Combined cost in Seattle: $3,500 – $6,000 for a typical SF lot.
Why this comes first
Almost everything downstream depends on the survey:
- The architect can't draw a real site plan without grade and the legal property line.
- The arborist's tree inventory gets recorded onto the survey.
- The geotechnical engineer needs grade contours.
- SDCI plan review requires it on the permit submittal.
Skip topo and just do boundary, you save maybe $1,500 — and pay it back twice when the foundation has to get redesigned around grade reality.
How to hire a surveyor
- Verify the PLS license at WA DOL — Engineer & Land Surveyor Search.
- Get two or three quotes. Pricing in Seattle is fairly tight.
- Confirm in writing that the deliverable includes the regulated trees per current SMC 25.11 (species, DSH at 4.5 ft, drip line for each tree ≥ 6 inches DSH).

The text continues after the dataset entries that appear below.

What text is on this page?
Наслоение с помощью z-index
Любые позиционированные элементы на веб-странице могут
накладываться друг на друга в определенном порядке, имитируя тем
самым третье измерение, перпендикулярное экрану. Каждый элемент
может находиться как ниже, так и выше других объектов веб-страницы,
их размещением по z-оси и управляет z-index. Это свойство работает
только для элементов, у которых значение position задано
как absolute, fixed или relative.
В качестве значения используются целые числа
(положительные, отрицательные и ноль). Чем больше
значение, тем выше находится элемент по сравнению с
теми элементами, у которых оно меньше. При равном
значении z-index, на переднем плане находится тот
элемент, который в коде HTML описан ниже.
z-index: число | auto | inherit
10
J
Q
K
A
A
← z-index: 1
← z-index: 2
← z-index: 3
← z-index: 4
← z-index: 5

What the deliverable looks like
You'll get a stamped PDF (and usually CAD files for the architect) showing the legal lot, monumentation found or set, contours at typically 1-ft intervals, visible utilities, easements of record, and the regulated tree inventory.
Hand it to the architect, the arborist, and the geotech together. From here on, every decision lives on top of these lines.